What follows is a binomial analysis in which the probability 15 on a single spin is given as 1/38, the complementary event as 37/38, and then the probability P(X ≤ 50) for X the random variable that counts the number of 15s observed is given a precise and correct mathematical formula involving a summation from 0 to 50. The answer is right, though ChatGPT doesn’t actually perform the precise numerical calculation. When I pressed it on this point in another query, it punted, saying that the calculation was labor intensive (which it is). Note that I didn’t simply copy and paste ChatGPT’s full answer here because the WordPress editor can’t hand its mathematical notation.

CONCLUSION

ChatGPT is a serious and disruptive tool. As it gets better, knowledge workers are likely to face greater and greater challenges. Ironically, traditional trade schools may thrive, since working with physical things with one’s hands is going to be harder to replicate with AI, though it will be interesting to see how far robotics can go.

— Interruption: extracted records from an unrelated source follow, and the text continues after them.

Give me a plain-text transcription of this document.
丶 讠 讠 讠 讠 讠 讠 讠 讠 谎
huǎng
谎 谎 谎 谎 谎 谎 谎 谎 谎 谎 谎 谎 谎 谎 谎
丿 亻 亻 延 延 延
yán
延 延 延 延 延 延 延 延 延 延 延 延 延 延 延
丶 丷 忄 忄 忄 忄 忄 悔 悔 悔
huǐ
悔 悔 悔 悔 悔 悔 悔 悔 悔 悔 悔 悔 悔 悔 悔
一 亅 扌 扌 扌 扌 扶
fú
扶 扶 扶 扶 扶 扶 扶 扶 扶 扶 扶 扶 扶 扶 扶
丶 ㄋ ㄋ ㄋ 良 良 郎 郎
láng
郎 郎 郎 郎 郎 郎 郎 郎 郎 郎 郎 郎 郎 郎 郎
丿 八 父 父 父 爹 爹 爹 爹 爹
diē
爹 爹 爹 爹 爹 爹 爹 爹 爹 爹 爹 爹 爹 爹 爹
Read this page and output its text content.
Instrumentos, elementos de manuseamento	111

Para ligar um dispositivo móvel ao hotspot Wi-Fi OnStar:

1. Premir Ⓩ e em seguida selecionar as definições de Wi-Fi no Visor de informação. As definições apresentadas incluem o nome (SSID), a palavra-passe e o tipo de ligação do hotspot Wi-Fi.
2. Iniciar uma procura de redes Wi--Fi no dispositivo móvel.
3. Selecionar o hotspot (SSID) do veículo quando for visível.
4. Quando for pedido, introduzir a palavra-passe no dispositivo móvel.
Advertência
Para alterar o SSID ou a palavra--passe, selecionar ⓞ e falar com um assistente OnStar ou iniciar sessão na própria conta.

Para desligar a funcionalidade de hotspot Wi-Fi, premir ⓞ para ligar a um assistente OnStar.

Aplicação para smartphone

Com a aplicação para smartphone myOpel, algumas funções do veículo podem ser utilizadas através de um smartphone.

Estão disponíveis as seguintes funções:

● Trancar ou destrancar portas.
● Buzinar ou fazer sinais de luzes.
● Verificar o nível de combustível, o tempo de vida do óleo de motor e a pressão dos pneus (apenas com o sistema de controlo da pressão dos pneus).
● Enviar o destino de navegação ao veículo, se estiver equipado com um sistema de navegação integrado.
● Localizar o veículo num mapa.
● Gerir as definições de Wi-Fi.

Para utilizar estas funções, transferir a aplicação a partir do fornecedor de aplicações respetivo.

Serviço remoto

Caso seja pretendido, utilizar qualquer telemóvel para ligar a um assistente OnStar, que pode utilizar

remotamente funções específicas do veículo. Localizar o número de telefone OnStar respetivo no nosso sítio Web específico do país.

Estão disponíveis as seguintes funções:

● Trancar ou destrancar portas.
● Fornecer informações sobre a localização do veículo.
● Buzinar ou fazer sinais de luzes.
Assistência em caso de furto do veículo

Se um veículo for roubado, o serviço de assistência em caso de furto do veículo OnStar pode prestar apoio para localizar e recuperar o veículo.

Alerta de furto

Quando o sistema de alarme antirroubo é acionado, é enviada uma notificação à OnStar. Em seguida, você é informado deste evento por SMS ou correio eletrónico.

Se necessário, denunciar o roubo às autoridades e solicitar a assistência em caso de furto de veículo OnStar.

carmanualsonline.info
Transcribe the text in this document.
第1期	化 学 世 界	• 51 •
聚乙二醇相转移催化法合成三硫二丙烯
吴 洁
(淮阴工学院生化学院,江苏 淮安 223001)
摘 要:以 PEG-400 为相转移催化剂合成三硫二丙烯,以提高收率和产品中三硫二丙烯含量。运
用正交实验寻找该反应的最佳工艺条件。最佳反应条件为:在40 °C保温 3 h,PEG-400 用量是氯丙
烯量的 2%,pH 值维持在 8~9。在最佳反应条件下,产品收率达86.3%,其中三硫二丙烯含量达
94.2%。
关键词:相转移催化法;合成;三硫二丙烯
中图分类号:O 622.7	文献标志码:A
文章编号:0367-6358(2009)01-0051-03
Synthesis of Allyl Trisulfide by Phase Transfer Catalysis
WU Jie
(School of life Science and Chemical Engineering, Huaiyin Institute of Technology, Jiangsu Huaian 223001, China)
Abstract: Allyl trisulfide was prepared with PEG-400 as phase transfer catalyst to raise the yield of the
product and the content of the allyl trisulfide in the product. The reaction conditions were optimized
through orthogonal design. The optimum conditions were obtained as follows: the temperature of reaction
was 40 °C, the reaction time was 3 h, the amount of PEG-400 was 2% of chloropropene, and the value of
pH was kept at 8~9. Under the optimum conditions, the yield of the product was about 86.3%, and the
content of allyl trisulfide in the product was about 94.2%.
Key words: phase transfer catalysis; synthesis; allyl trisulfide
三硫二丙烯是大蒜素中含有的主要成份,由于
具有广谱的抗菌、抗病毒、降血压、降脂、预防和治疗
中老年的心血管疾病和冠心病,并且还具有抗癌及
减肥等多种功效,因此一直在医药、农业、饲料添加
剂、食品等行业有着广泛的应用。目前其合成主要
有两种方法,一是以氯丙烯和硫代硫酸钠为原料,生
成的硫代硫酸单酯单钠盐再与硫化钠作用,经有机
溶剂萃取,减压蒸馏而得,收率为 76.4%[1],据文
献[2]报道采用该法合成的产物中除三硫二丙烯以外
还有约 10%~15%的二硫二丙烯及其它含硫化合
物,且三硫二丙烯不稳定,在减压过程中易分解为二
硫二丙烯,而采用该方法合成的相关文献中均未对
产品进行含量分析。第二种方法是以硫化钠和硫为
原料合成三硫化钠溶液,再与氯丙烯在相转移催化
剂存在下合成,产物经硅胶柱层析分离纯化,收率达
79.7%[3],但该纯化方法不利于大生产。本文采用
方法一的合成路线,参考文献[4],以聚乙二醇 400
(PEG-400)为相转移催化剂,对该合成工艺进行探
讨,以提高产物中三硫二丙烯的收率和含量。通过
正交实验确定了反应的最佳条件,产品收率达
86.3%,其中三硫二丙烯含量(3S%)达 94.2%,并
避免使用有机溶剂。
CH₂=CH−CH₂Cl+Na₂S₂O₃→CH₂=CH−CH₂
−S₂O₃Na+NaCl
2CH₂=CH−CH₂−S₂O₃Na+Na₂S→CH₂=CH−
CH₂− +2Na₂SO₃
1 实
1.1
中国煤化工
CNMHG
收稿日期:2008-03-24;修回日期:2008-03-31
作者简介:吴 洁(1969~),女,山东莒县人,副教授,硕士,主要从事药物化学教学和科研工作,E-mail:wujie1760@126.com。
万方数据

I continue to maintain that human intelligence is qualitatively different from artificial intelligence. I regard consciousness as something inherently beyond the remit of machines (and thus don’t regard our intelligence as ultimately mechanical). But these systems are becoming impressive, and we do well not to underestimate them.

I was reading the other day about a professor who gave his final exam to ChatGPT, having ChatGPT’s exam graded by TA’s along with the exams of other students. The professor took solace in that ChatGPT only scored a C on the exam and that the rest of the class performed better. It will be interesting to see how well ChatGPT does on such exams a year from now.